TV Executive Harve Bennett Dies

 From Deadline Hollywood. http://deadline.com/2015/03/harve-bennett-dies-star-trek-movie-producer-1201387026/

 Producer Of ‘Star Trek’ Movies & TV Classics Was 84.
 Star Trek

After executive stints at ABC and CBS and co-creating Mod Squad, Bennett had a hand in creating or producing some of the most iconic sci-fi series on TV including serving as exec producer on both The Six Million Dollar Man (he voiced the opening credits, according to Bennett in a 2008 Archive of American Television interview) and The Bionic Woman. 

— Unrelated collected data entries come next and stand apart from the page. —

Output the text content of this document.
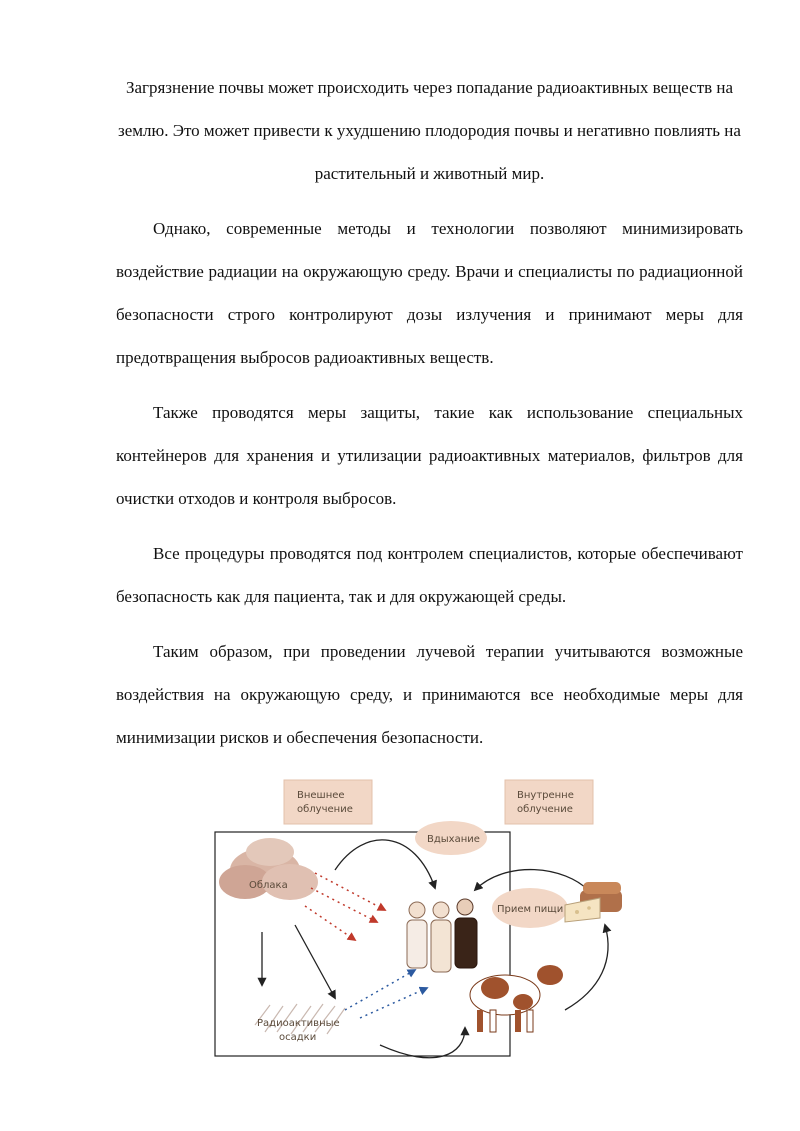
Загрязнение почвы может происходить через попадание радиоактивных веществ на землю. Это может привести к ухудшению плодородия почвы и негативно повлиять на растительный и животный мир.

Однако, современные методы и технологии позволяют минимизировать воздействие радиации на окружающую среду. Врачи и специалисты по радиационной безопасности строго контролируют дозы излучения и принимают меры для предотвращения выбросов радиоактивных веществ.

Также проводятся меры защиты, такие как использование специальных контейнеров для хранения и утилизации радиоактивных материалов, фильтров для очистки отходов и контроля выбросов.

Все процедуры проводятся под контролем специалистов, которые обеспечивают безопасность как для пациента, так и для окружающей среды.

Таким образом, при проведении лучевой терапии учитываются возможные воздействия на окружающую среду, и принимаются все необходимые меры для минимизации рисков и обеспечения безопасности.

Внешнее
облучение
Внутренне
облучение
Вдыхание
Прием пищи
Облака
Радиоактивные
осадки
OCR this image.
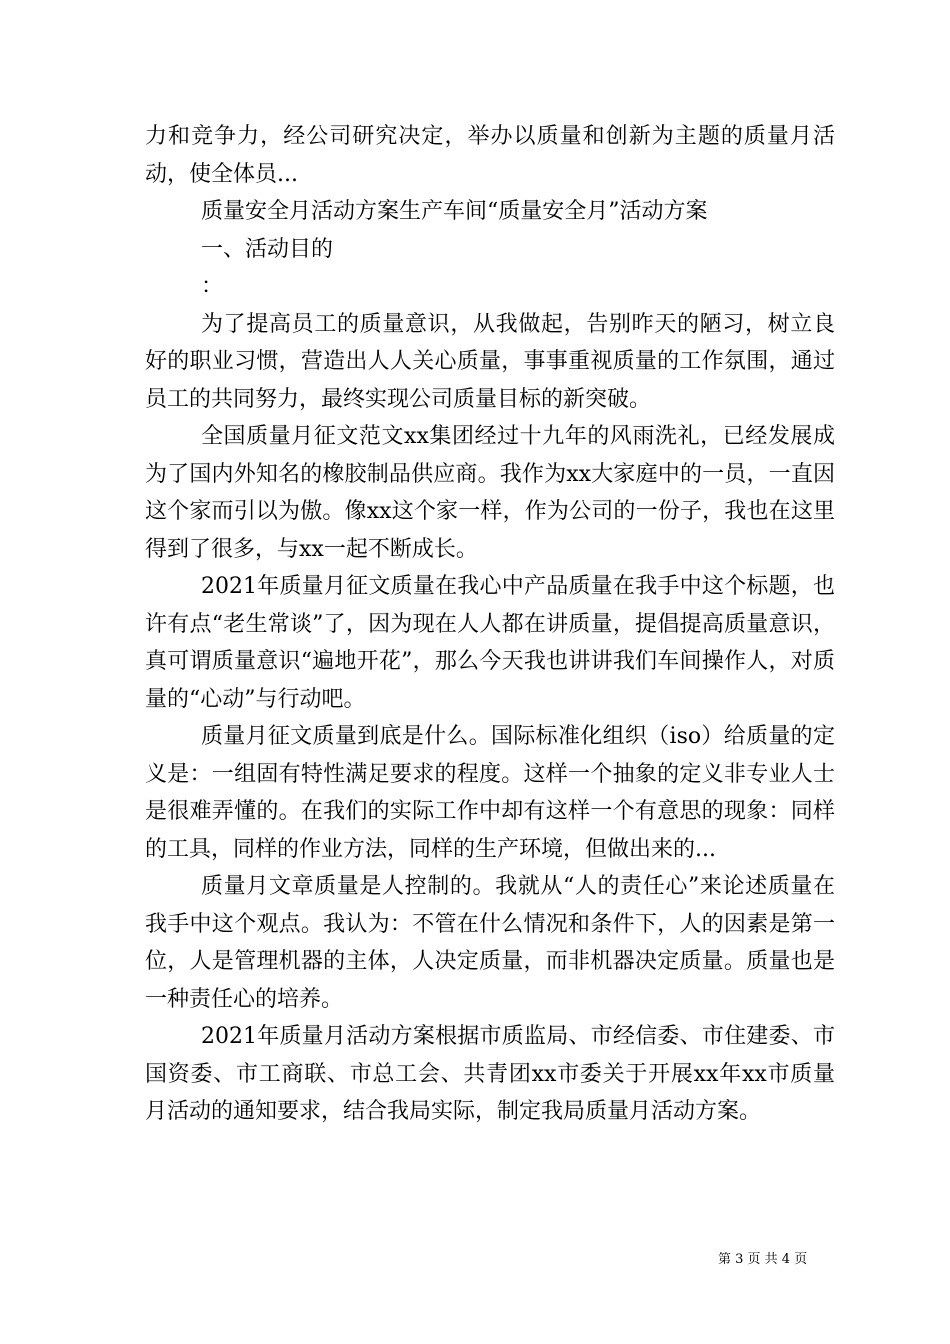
力和竞争力，经公司研究决定，举办以质量和创新为主题的质量月活动，使全体员...

质量安全月活动方案生产车间“质量安全月”活动方案

一、活动目的

：

为了提高员工的质量意识，从我做起，告别昨天的陋习，树立良好的职业习惯，营造出人人关心质量，事事重视质量的工作氛围，通过员工的共同努力，最终实现公司质量目标的新突破。

全国质量月征文范文xx集团经过十九年的风雨洗礼，已经发展成为了国内外知名的橡胶制品供应商。我作为xx大家庭中的一员，一直因这个家而引以为傲。像xx这个家一样，作为公司的一份子，我也在这里得到了很多，与xx一起不断成长。

2021年质量月征文质量在我心中产品质量在我手中这个标题，也许有点“老生常谈”了，因为现在人人都在讲质量，提倡提高质量意识，真可谓质量意识“遍地开花”，那么今天我也讲讲我们车间操作人，对质量的“心动”与行动吧。

质量月征文质量到底是什么。国际标准化组织（iso）给质量的定义是：一组固有特性满足要求的程度。这样一个抽象的定义非专业人士是很难弄懂的。在我们的实际工作中却有这样一个有意思的现象：同样的工具，同样的作业方法，同样的生产环境，但做出来的...

质量月文章质量是人控制的。我就从“人的责任心”来论述质量在我手中这个观点。我认为：不管在什么情况和条件下，人的因素是第一位，人是管理机器的主体，人决定质量，而非机器决定质量。质量也是一种责任心的培养。

2021年质量月活动方案根据市质监局、市经信委、市住建委、市国资委、市工商联、市总工会、共青团xx市委关于开展xx年xx市质量月活动的通知要求，结合我局实际，制定我局质量月活动方案。

第 3 页 共 4 页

Bennett then moved to Columbia Pictures Television as a TV producer where his shows included Salvage 1, and for Paramount the miniseries The Jesse Owens Story and A Woman Called Golda — which was Ingrid Bergman’s final role and which co-starred Nimoy. Such creds led Bennett to the Star Trek movie franchise, eventually teaming with director Nicholas Meyer on the second movie in the series, Star Trek: The Wrath Of Khan — which featured the death of Nimoy’s character Spock — after cramming for the writing gig by watching every episode of the TV series. The pic’s success sealed the franchise’s place and led to Bennett producing Star Treks III, IV and V.


“He was a remarkable man and he was unpretentious and self-effacing. I don’t think there would be a Star Trek franchise without him. He rescued it.  He’s endangered of being lost in the shuffle, but he’s the guy who figured it out,” said Meyer, who worked with Bennett on Wrath Of Khan and Star Trek IV: The Voyage Home.

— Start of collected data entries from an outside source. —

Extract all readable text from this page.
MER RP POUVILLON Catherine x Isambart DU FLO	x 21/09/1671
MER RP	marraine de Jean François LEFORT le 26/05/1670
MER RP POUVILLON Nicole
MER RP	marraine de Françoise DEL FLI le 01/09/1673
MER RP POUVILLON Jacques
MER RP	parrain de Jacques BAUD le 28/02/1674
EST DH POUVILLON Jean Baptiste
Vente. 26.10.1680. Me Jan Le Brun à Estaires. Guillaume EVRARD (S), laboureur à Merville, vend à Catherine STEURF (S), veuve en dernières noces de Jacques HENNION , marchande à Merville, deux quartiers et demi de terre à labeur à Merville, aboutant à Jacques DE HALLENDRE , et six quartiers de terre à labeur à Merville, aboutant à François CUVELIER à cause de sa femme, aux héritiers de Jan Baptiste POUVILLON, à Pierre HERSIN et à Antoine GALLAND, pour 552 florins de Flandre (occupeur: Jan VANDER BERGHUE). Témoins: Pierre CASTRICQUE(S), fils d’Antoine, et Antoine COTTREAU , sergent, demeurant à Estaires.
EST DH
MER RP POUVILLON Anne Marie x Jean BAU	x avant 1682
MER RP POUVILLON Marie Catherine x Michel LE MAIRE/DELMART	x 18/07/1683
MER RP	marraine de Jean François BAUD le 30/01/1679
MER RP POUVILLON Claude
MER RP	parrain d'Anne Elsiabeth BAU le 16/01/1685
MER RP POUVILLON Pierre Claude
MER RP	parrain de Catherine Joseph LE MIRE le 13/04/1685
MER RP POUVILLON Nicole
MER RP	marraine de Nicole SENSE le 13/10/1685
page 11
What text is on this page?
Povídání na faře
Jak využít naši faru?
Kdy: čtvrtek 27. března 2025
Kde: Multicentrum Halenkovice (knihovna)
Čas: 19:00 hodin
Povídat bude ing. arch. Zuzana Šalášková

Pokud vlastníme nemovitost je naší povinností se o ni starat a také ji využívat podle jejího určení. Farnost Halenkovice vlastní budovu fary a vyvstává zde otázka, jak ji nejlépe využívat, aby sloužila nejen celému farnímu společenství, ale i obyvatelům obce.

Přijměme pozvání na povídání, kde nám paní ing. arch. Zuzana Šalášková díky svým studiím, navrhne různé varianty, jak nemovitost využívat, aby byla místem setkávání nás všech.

“He watched all 79 of those original episodes and he was the one who plucked out Khan,” added Meyer. The fact that actor Ricardo Montalban, who originated the role of Khan, was in the spotlight at the time with ABC’s Fantasy Island also further fueled the return of the character to the Star Trek canon.

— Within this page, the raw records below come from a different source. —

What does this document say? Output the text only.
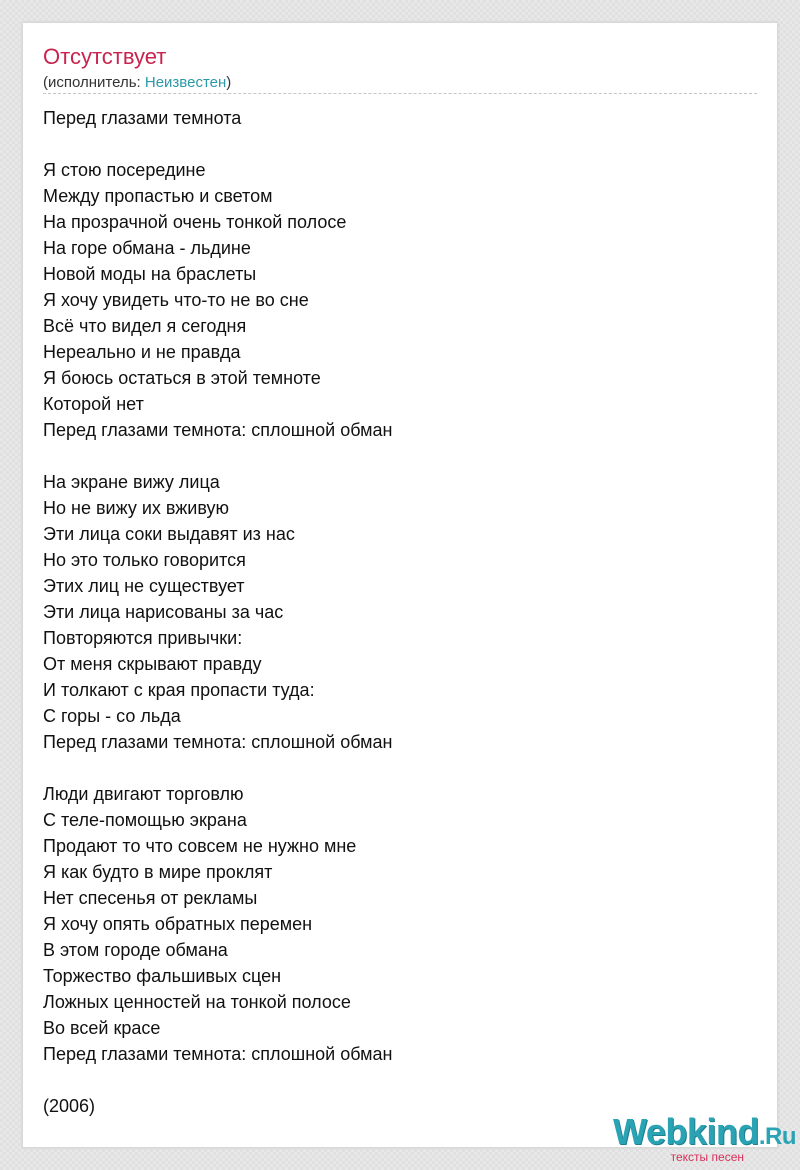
Отсутствует
(исполнитель: Неизвестен)
Перед глазами темнота
Я стою посередине
Между пропастью и светом
На прозрачной очень тонкой полосе
На горе обмана - льдине
Новой моды на браслеты
Я хочу увидеть что-то не во сне
Всё что видел я сегодня
Нереально и не правда
Я боюсь остаться в этой темноте
Которой нет
Перед глазами темнота: сплошной обман
На экране вижу лица
Но не вижу их вживую
Эти лица соки выдавят из нас
Но это только говорится
Этих лиц не существует
Эти лица нарисованы за час
Повторяются привычки:
От меня скрывают правду
И толкают с края пропасти туда:
С горы - со льда
Перед глазами темнота: сплошной обман
Люди двигают торговлю
С теле-помощью экрана
Продают то что совсем не нужно мне
Я как будто в мире проклят
Нет спесенья от рекламы
Я хочу опять обратных перемен
В этом городе обмана
Торжество фальшивых сцен
Ложных ценностей на тонкой полосе
Во всей красе
Перед глазами темнота: сплошной обман
(2006)
Webkind.Ru
тексты песен
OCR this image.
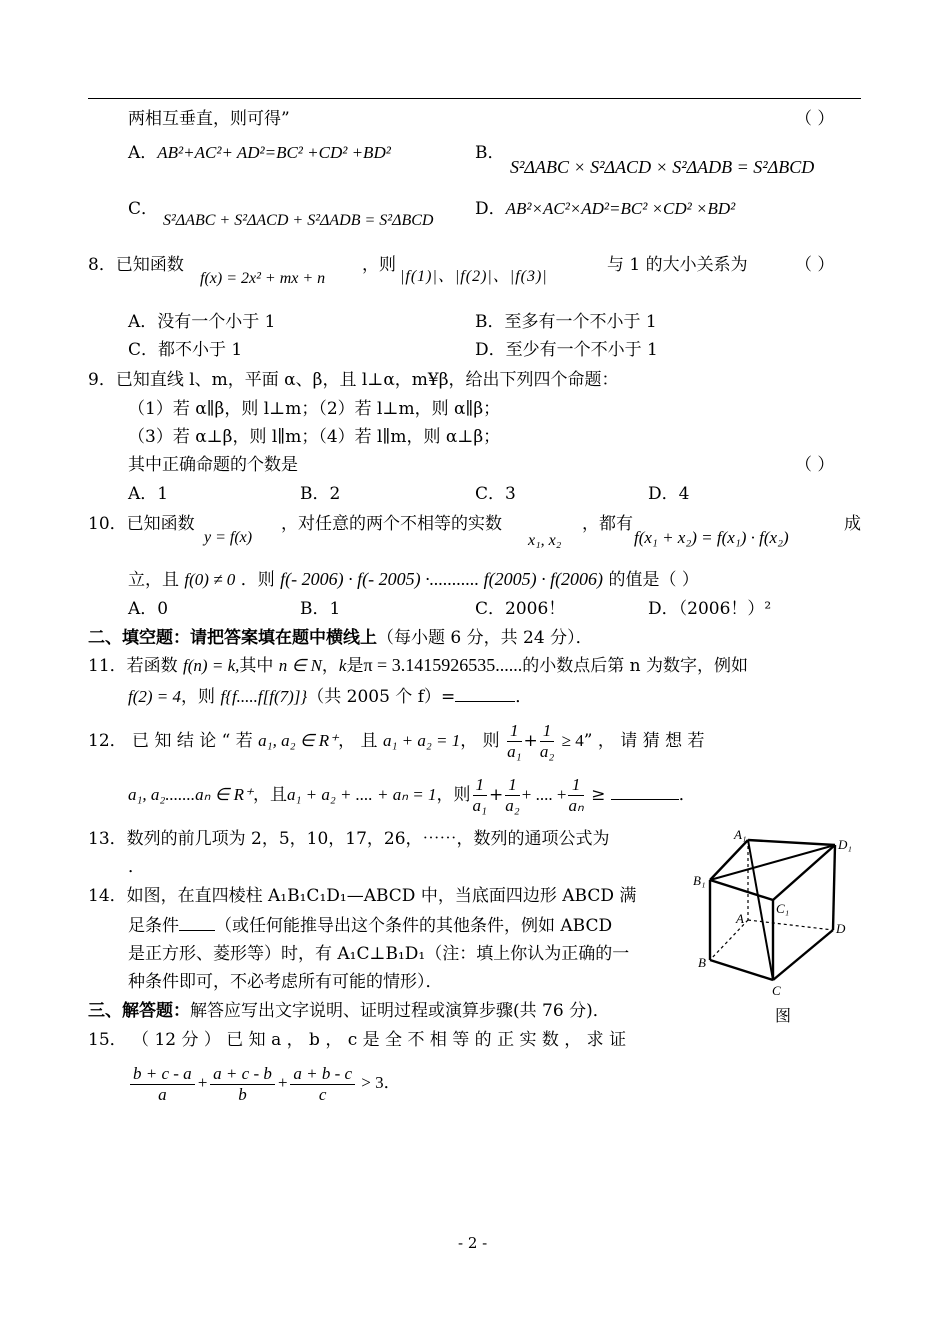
两相互垂直，则可得”	（ ）
A．AB²+AC²+ AD²=BC² +CD² +BD²	B．
S²ΔABC × S²ΔACD × S²ΔADB = S²ΔBCD
C．
S²ΔABC + S²ΔACD + S²ΔADB = S²ΔBCD
D．AB²×AC²×AD²=BC² ×CD² ×BD²
8．已知函数
f(x) = 2x² + mx + n
，则
|f(1)|、|f(2)|、|f(3)|
与 1 的大小关系为	（ ）
A．没有一个小于 1	B．至多有一个不小于 1
C．都不小于 1	D．至少有一个不小于 1
9．已知直线 l、m，平面 α、β，且 l⊥α，m¥β，给出下列四个命题：
（1）若 α∥β，则 l⊥m；（2）若 l⊥m，则 α∥β；
（3）若 α⊥β，则 l∥m；（4）若 l∥m，则 α⊥β；
其中正确命题的个数是	（ ）
A．1	B．2	C．3	D．4
10．已知函数
y = f(x)
，对任意的两个不相等的实数
x₁, x₂
，都有
f(x₁ + x₂) = f(x₁) · f(x₂)
成
立，且 f(0) ≠ 0 ．则 f(- 2006) · f(- 2005) ·........... f(2005) · f(2006) 的值是（ ）
A．0	B．1	C．2006！	D．（2006！）²
二、填空题：请把答案填在题中横线上（每小题 6 分，共 24 分）．
11．若函数 f(n) = k,其中 n ∈ N，k是π = 3.1415926535......的小数点后第 n 为数字，例如
f(2) = 4，则 f{f.....f[f(7)]}（共 2005 个 f）=	．
12． 已 知 结 论 “ 若 a₁, a₂ ∈ R⁺， 且 a₁ + a₂ = 1， 则 $\frac{1}{\text{a₁}} + \frac{1}{\text{a₂}} \ge 4$” ， 请 猜 想 若
a₁, a₂.......aₙ ∈ R⁺，且a₁ + a₂ + .... + aₙ = 1，则 $\frac{1}{\text{a₁}} + \frac{1}{\text{a₂}}$ + .... + $\frac{1}{\text{aₙ}}$ ≥	．
13．数列的前几项为 2，5，10，17，26，⋯⋯，数列的通项公式为
．
14．如图，在直四棱柱 A₁B₁C₁D₁—ABCD 中，当底面四边形 ABCD 满
足条件 （或任何能推导出这个条件的其他条件，例如 ABCD
是正方形、菱形等）时，有 A₁C⊥B₁D₁（注：填上你认为正确的一
种条件即可，不必考虑所有可能的情形）．
A₁
D₁
B₁
C₁
A
D
B
C
图
三、解答题：解答应写出文字说明、证明过程或演算步骤(共 76 分)．
15． （ 12 分 ） 已 知 a ， b ， c 是 全 不 相 等 的 正 实 数 ， 求 证
$\frac{b + c - a}{a} + \frac{a + c - b}{b} + \frac{a + b - c}{c} > 3$．
- 2 -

The 1986 The Voyage Home became the first Star Trek film to surpass the century mark at the domestic box office with $109.7M. The film centered around the Star Trek crew time-traveling to 20th century America to retrieve humpback whales which could communicate with an alien probe. The film resonated with its environmentalism themes. Bennett and Nimoy, who served as director and co-screenwriter on the film, hatched the story. Meyer and Peter Krikes also worked on the script.

The Chicago-born Bennett appeared frequently as a child on the radio game show Quiz Kids, and after graduating from UCLA’s film school he served in the Army in the Korean War. After he got out he became one of CBS’ youngest executives. Eventually moving to ABC, he shifted into programming, becoming VP Daytime Programming and eventually VP Programming under Leonard Goldberg.